En France, je dois mentionner qu’un pro est spécialisé sur cet outil Hackmotion. Il s’agit de David Arrignon qui peut sans doute aider les golfeurs qui voudraient aller plus loin dans le détail des mesures, et des corrections.

Quand il s’agit des mouvements du poignet, il n’y a pas que l’extension ou la flexion.

On répertorie trois grands types de mouvements : Flexion/extension, déviation radiale ou ulnaire, et pronation/supination.

La troisième faute remarquée par le coach autrichien concerne une déviation radiale excessive du poignet pendant le swing.

Déviation radiale excessive du poignet, troisième source d’erreur

Toujours en prenant comme base les professionnels, au moment du backswing, ces derniers ajouteraient naturellement 20 à 40 degrés de déviation radiale du poignet directeur (cocking), ce qui va sans doute leur permettre de créer du retard, et donc ajouter de la vitesse de swing avant d’impacter la balle.

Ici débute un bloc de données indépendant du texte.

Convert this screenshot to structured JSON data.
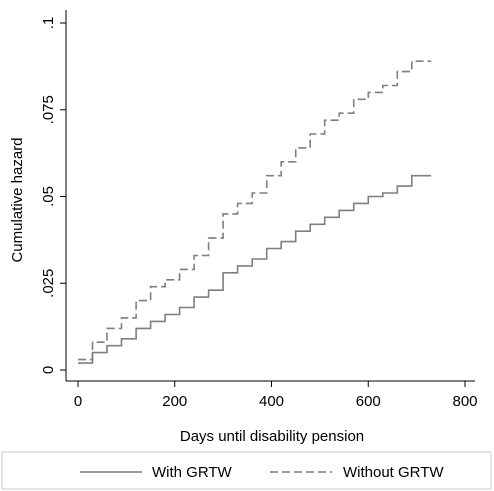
{
  "chart_data": {
    "type": "line",
    "step": true,
    "xlabel": "Days until disability pension",
    "ylabel": "Cumulative hazard",
    "xlim": [
      0,
      800
    ],
    "ylim": [
      0,
      0.1
    ],
    "x_ticks": [
      0,
      200,
      400,
      600,
      800
    ],
    "x_tick_labels": [
      "0",
      "200",
      "400",
      "600",
      "800"
    ],
    "y_ticks": [
      0,
      0.025,
      0.05,
      0.075,
      0.1
    ],
    "y_tick_labels": [
      "0",
      ".025",
      ".05",
      ".075",
      ".1"
    ],
    "grid": false,
    "legend_position": "bottom",
    "series": [
      {
        "name": "With GRTW",
        "color": "#7f7f7f",
        "dash": "solid",
        "x": [
          0,
          30,
          60,
          90,
          120,
          150,
          180,
          210,
          240,
          270,
          300,
          330,
          360,
          390,
          420,
          450,
          480,
          510,
          540,
          570,
          600,
          630,
          660,
          690,
          730
        ],
        "y": [
          0.002,
          0.005,
          0.007,
          0.009,
          0.012,
          0.014,
          0.016,
          0.018,
          0.021,
          0.023,
          0.028,
          0.03,
          0.032,
          0.035,
          0.037,
          0.04,
          0.042,
          0.044,
          0.046,
          0.048,
          0.05,
          0.051,
          0.053,
          0.056,
          0.056
        ]
      },
      {
        "name": "Without GRTW",
        "color": "#7f7f7f",
        "dash": "dashed",
        "x": [
          0,
          30,
          60,
          90,
          120,
          150,
          180,
          210,
          240,
          270,
          300,
          330,
          360,
          390,
          420,
          450,
          480,
          510,
          540,
          570,
          600,
          630,
          660,
          690,
          730
        ],
        "y": [
          0.003,
          0.008,
          0.012,
          0.015,
          0.02,
          0.024,
          0.026,
          0.029,
          0.033,
          0.038,
          0.045,
          0.048,
          0.051,
          0.056,
          0.06,
          0.064,
          0.068,
          0.072,
          0.074,
          0.078,
          0.08,
          0.082,
          0.086,
          0.089,
          0.089
        ]
      }
    ]
  }
}
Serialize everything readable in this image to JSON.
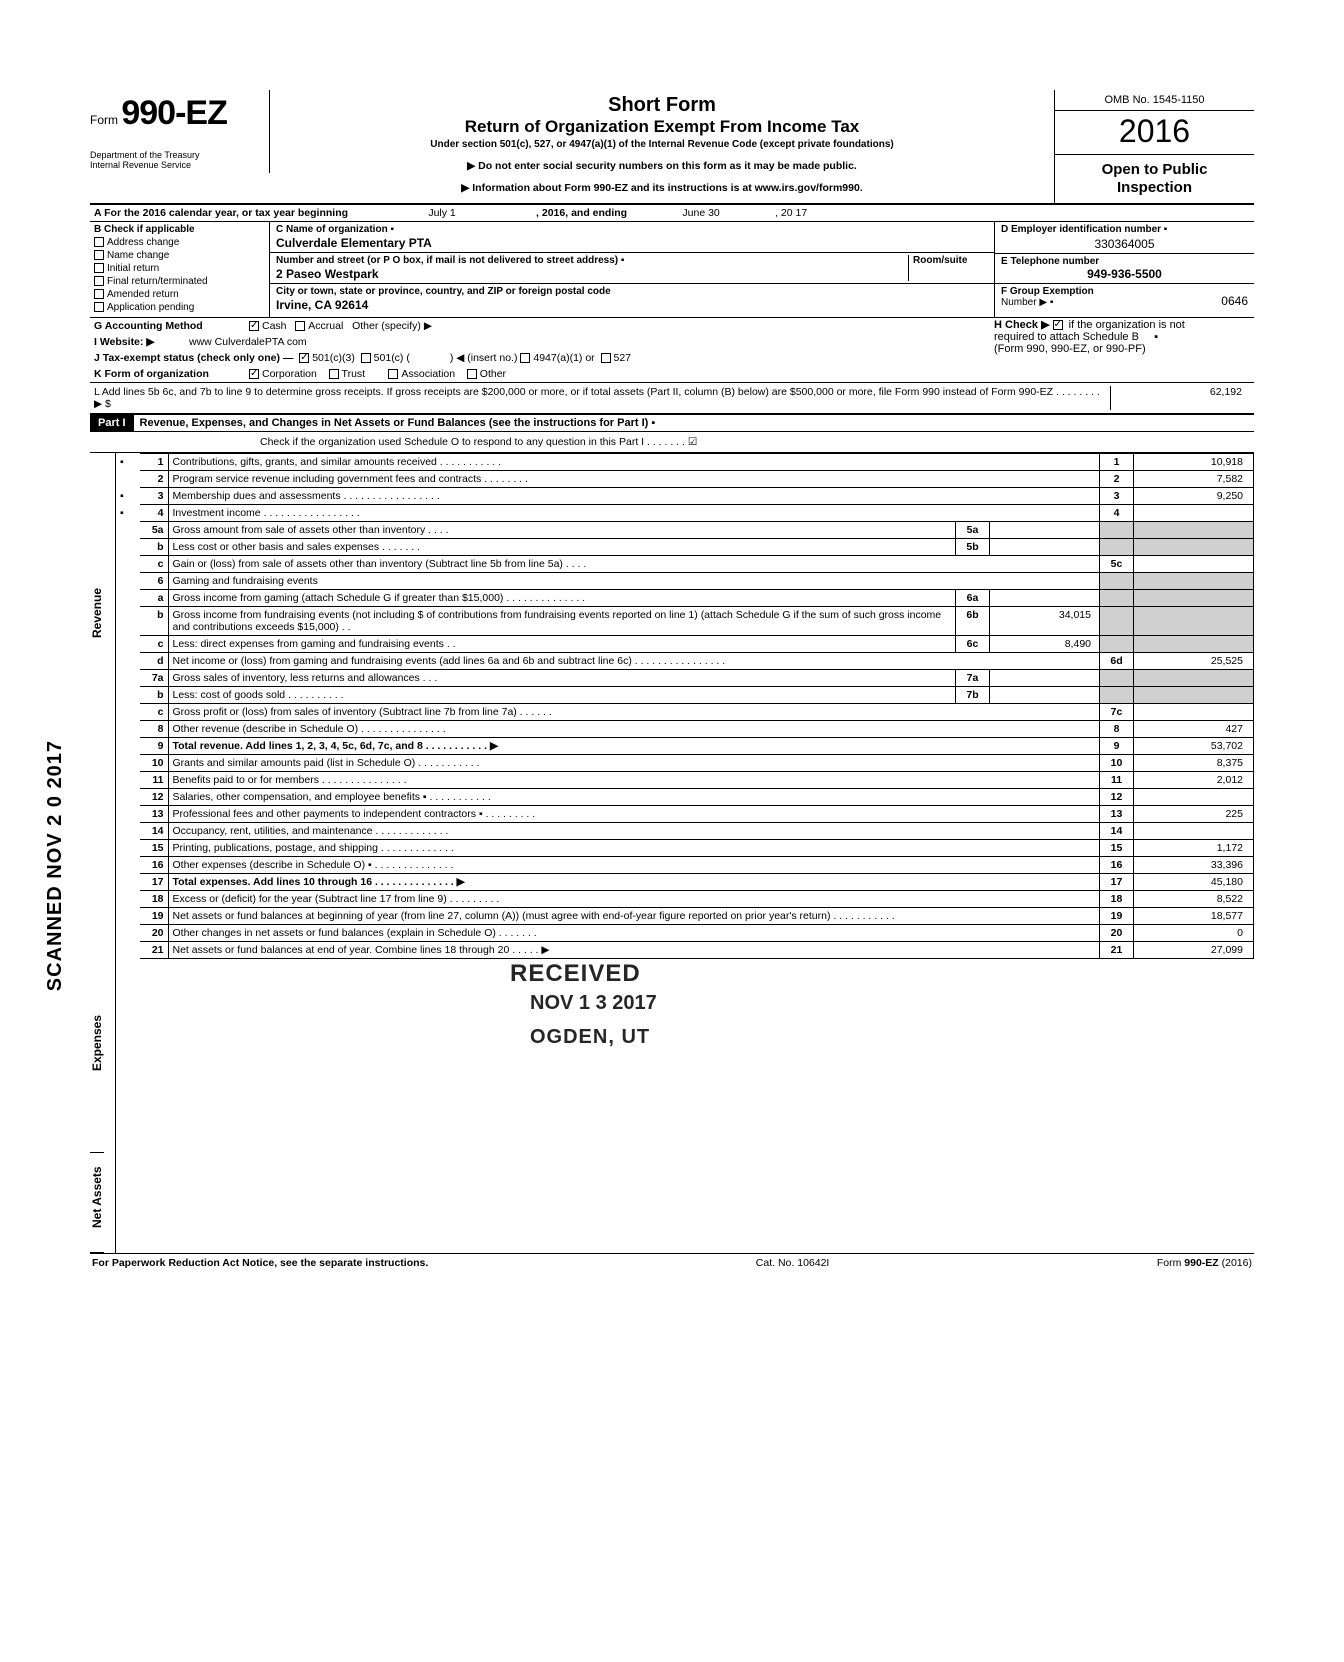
{
  "form": {
    "prefix": "Form",
    "number": "990-EZ",
    "title1": "Short Form",
    "title2": "Return of Organization Exempt From Income Tax",
    "under": "Under section 501(c), 527, or 4947(a)(1) of the Internal Revenue Code (except private foundations)",
    "arrow1": "▶ Do not enter social security numbers on this form as it may be made public.",
    "arrow2": "▶ Information about Form 990-EZ and its instructions is at www.irs.gov/form990.",
    "dept1": "Department of the Treasury",
    "dept2": "Internal Revenue Service",
    "omb": "OMB No. 1545-1150",
    "year": "2016",
    "open1": "Open to Public",
    "open2": "Inspection"
  },
  "lineA": {
    "label": "A  For the 2016 calendar year, or tax year beginning",
    "begin": "July 1",
    "mid": ", 2016, and ending",
    "end": "June 30",
    "endyr": ", 20   17"
  },
  "b": {
    "header": "B  Check if applicable",
    "items": [
      "Address change",
      "Name change",
      "Initial return",
      "Final return/terminated",
      "Amended return",
      "Application pending"
    ]
  },
  "c": {
    "nameLabel": "C  Name of organization  ▪",
    "name": "Culverdale Elementary PTA",
    "addrLabel": "Number and street (or P O  box, if mail is not delivered to street address)   ▪",
    "roomLabel": "Room/suite",
    "addr": "2 Paseo Westpark",
    "cityLabel": "City or town, state or province, country, and ZIP or foreign postal code",
    "city": "Irvine, CA   92614"
  },
  "d": {
    "label": "D Employer identification number  ▪",
    "val": "330364005"
  },
  "e": {
    "label": "E  Telephone number",
    "val": "949-936-5500"
  },
  "f": {
    "label": "F  Group Exemption",
    "label2": "Number  ▶  ▪",
    "val": "0646"
  },
  "g": {
    "label": "G  Accounting Method",
    "cash": "Cash",
    "accrual": "Accrual",
    "other": "Other (specify) ▶"
  },
  "h": {
    "label": "H  Check ▶",
    "text1": "if the organization is not",
    "text2": "required to attach Schedule B",
    "text3": "(Form 990, 990-EZ, or 990-PF)"
  },
  "i": {
    "label": "I   Website: ▶",
    "val": "www CulverdalePTA com"
  },
  "j": {
    "label": "J  Tax-exempt status (check only one) —",
    "o1": "501(c)(3)",
    "o2": "501(c) (",
    "o3": ")  ◀ (insert no.)",
    "o4": "4947(a)(1) or",
    "o5": "527"
  },
  "k": {
    "label": "K  Form of organization",
    "o1": "Corporation",
    "o2": "Trust",
    "o3": "Association",
    "o4": "Other"
  },
  "l": {
    "text": "L  Add lines 5b  6c, and 7b to line 9 to determine gross receipts. If gross receipts are $200,000 or more, or if total assets (Part II, column (B) below) are $500,000 or more, file Form 990 instead of Form 990-EZ .     .     .      .     .      .     .      .   ▶   $",
    "val": "62,192"
  },
  "part1": {
    "hdr": "Part I",
    "title": "Revenue, Expenses, and Changes in Net Assets or Fund Balances (see the instructions for Part I) ▪",
    "checkO": "Check if the organization used Schedule O to respond to any question in this Part I  .    .    .    .    .    .    .    ☑"
  },
  "sideLabels": {
    "rev": "Revenue",
    "exp": "Expenses",
    "net": "Net Assets"
  },
  "rows": [
    {
      "n": "1",
      "desc": "Contributions, gifts, grants, and similar amounts received .    .    .     .      .    .    .    .    .    .     .",
      "col": "1",
      "val": "10,918",
      "mark": "▪"
    },
    {
      "n": "2",
      "desc": "Program service revenue including government fees and contracts      .    .    .    .    .    .    .    .",
      "col": "2",
      "val": "7,582"
    },
    {
      "n": "3",
      "desc": "Membership dues and assessments .    .    .    .     .     .    .    .    .    .    .    .    .    .    .    .     .",
      "col": "3",
      "val": "9,250",
      "mark": "▪"
    },
    {
      "n": "4",
      "desc": "Investment income     .     .     .        .       .    .    .    .    .    .    .    .    .    .    .    .    .",
      "col": "4",
      "val": "",
      "mark": "▪"
    },
    {
      "n": "5a",
      "desc": "Gross amount from sale of assets other than inventory    .    .    .    .",
      "box": "5a",
      "boxval": ""
    },
    {
      "n": "b",
      "desc": "Less cost or other basis and sales expenses .    .    .    .    .    .    .",
      "box": "5b",
      "boxval": ""
    },
    {
      "n": "c",
      "desc": "Gain or (loss) from sale of assets other than inventory (Subtract line 5b from line 5a)  .    .    .    .",
      "col": "5c",
      "val": ""
    },
    {
      "n": "6",
      "desc": "Gaming and fundraising events"
    },
    {
      "n": "a",
      "desc": "Gross income from gaming (attach Schedule G if greater than $15,000)  .         .    .    .    .    .    .    .    .    .    .    .    .    .",
      "box": "6a",
      "boxval": ""
    },
    {
      "n": "b",
      "desc": "Gross income from fundraising events (not including  $                         of contributions from fundraising events reported on line 1) (attach Schedule G if the sum of such gross income and contributions exceeds $15,000) .   .",
      "box": "6b",
      "boxval": "34,015"
    },
    {
      "n": "c",
      "desc": "Less: direct expenses from gaming and fundraising events        .    .",
      "box": "6c",
      "boxval": "8,490"
    },
    {
      "n": "d",
      "desc": "Net income or (loss) from gaming and fundraising events (add lines 6a and 6b and subtract line 6c)       .    .    .     .     .    .    .    .    .    .    .     .    .    .    .     .",
      "col": "6d",
      "val": "25,525"
    },
    {
      "n": "7a",
      "desc": "Gross sales of inventory, less returns and allowances    .    .    .",
      "box": "7a",
      "boxval": ""
    },
    {
      "n": "b",
      "desc": "Less: cost of goods sold     .    .    .    .    .    .    .    .    .    .",
      "box": "7b",
      "boxval": ""
    },
    {
      "n": "c",
      "desc": "Gross profit or (loss) from sales of inventory (Subtract line 7b from line 7a)    .    .     .    .    .    .",
      "col": "7c",
      "val": ""
    },
    {
      "n": "8",
      "desc": "Other revenue (describe in Schedule O)   .    .    .    .    .    .    .     .    .    .    .    .    .    .    .",
      "col": "8",
      "val": "427"
    },
    {
      "n": "9",
      "desc": "Total revenue. Add lines 1, 2, 3, 4, 5c, 6d, 7c, and 8    .    .    .    .    .    .    .    .    .    .    .   ▶",
      "col": "9",
      "val": "53,702",
      "bold": true
    },
    {
      "n": "10",
      "desc": "Grants and similar amounts paid (list in Schedule O)    .    .    .    .      .    .    .     .    .     .    .",
      "col": "10",
      "val": "8,375"
    },
    {
      "n": "11",
      "desc": "Benefits paid to or for members        .    .    .    .    .    .    .    .    .    .    .    .    .    .    .",
      "col": "11",
      "val": "2,012"
    },
    {
      "n": "12",
      "desc": "Salaries, other compensation, and employee benefits ▪    .    .    .    .    .    .    .    .    .    .    .",
      "col": "12",
      "val": ""
    },
    {
      "n": "13",
      "desc": "Professional fees and other payments to independent contractors ▪ .    .    .     .    .    .    .    .    .",
      "col": "13",
      "val": "225"
    },
    {
      "n": "14",
      "desc": "Occupancy, rent, utilities, and maintenance     .    .    .    .    .    .    .    .    .    .    .    .    .",
      "col": "14",
      "val": ""
    },
    {
      "n": "15",
      "desc": "Printing, publications, postage, and shipping     .    .    .    .    .    .    .    .    .    .    .    .    .",
      "col": "15",
      "val": "1,172"
    },
    {
      "n": "16",
      "desc": "Other expenses (describe in Schedule O) ▪   .    .    .    .    .    .    .    .    .    .    .    .    .    .",
      "col": "16",
      "val": "33,396"
    },
    {
      "n": "17",
      "desc": "Total expenses. Add lines 10 through 16  .    .    .    .    .    .    .    .    .    .    .    .    .    .   ▶",
      "col": "17",
      "val": "45,180",
      "bold": true
    },
    {
      "n": "18",
      "desc": "Excess or (deficit) for the year (Subtract line 17 from line 9)    .    .     .    .    .     .    .    .    .",
      "col": "18",
      "val": "8,522"
    },
    {
      "n": "19",
      "desc": "Net assets or fund balances at beginning of year (from line 27, column (A)) (must agree with end-of-year figure reported on prior year's return)     .    .    .    .    .     .    .    .    .    .    .",
      "col": "19",
      "val": "18,577"
    },
    {
      "n": "20",
      "desc": "Other changes in net assets or fund balances (explain in Schedule O)     .    .     .    .    .     .    .",
      "col": "20",
      "val": "0"
    },
    {
      "n": "21",
      "desc": "Net assets or fund balances at end of year. Combine lines 18 through 20    .    .     .    .    .  ▶",
      "col": "21",
      "val": "27,099"
    }
  ],
  "footer": {
    "left": "For Paperwork Reduction Act Notice, see the separate instructions.",
    "mid": "Cat. No. 10642I",
    "right": "Form 990-EZ (2016)"
  },
  "stamps": {
    "received": "RECEIVED",
    "date": "NOV 1 3 2017",
    "ogden": "OGDEN, UT",
    "scanned": "SCANNED NOV 2 0 2017"
  }
}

Bausek observe chez les amateurs que la déviation radiale peut au contraire excéder 40 degrés.

Or, ce mouvement qui se combine avec l’extension du poignet (l’un a tendance à créer l’autre), et en excès, peut rendre plus difficile le fait de ramener la face square à l’impact, et depuis la phase de transition du swing (entre backswing et downswing).

Toujours dans sa visioconférence, Bausek propose des solutions et corrections. Surtout, il insiste auprès de nous pour ne pas surjouer avec les poignets.

Il utilise comme conseil une astuce : Pensez que votre club de golf est un parapluie, et que vous devez rester au sec quand vous montez le club au sommet.

Un mouvement trop vertical, quatrième source d’erreur

Quatrième faute observée et qui consiste à créer un mouvement trop vertical, l’amateur est susceptible de placer le shaft du club trop à la vertical par rapport au sol, et par conséquent, risque de causer des slices ou des coups dans le sol trop tôt avant la balle.

C’est là où entre en jeu les mouvements de supination pendant la phase de transition entre le backswing, et le downswing.

Le capteur permet de suivre ces mouvements pendant le swing.

Toutefois, Bausek ne nous donne pas la valeur idéale obtenue par un pro, il se contente de rappeler que les meilleurs swings ont tendance à légèrement horizontaliser le club au moment de la transition.

Il donne une fois de plus un exercice plutôt simple pour corriger ce mouvement handicapant. Cela consiste à utiliser un ballon placé entre les bras pendant tout le mouvement, ce qui favoriserait selon lui, le fait d’horizontaliser légèrement le club.

Un tempo trop précipité ou trop lent, cinquième source d’erreur

Dernier point qui pénalise un amateur, le timing du swing !

Le capteur HackMotion permet là-encore de mesurer le temps passé entre deux séquences : Le backswing, et le downswing, pour en déduire un ratio ou un tempo.

Le bon tempo serait de 3 pour 1 chez un professionnel. Pour un amateur, le ratio est parfois trop rapide ou trop lent.

Avec le grip, c’est peut-être le deuxième point le plus facile à comprendre et à travailler.

Le pro nous suggère de tester différents tempo, notamment au backswing (c’est plus difficile de travailler la vitesse du downswing sauf à être à son maximum).

Conclusion

Pour avoir contrôlé avec le même capteur, mes valeurs par rapport à ces cinq fautes édictées, en conclusion, oui, c’est une bonne piqûre de rappel pour le grip, et le tempo.

A force de s’entraîner, on peut facilement oublier de bien tenir son club, et précipiter son tempo.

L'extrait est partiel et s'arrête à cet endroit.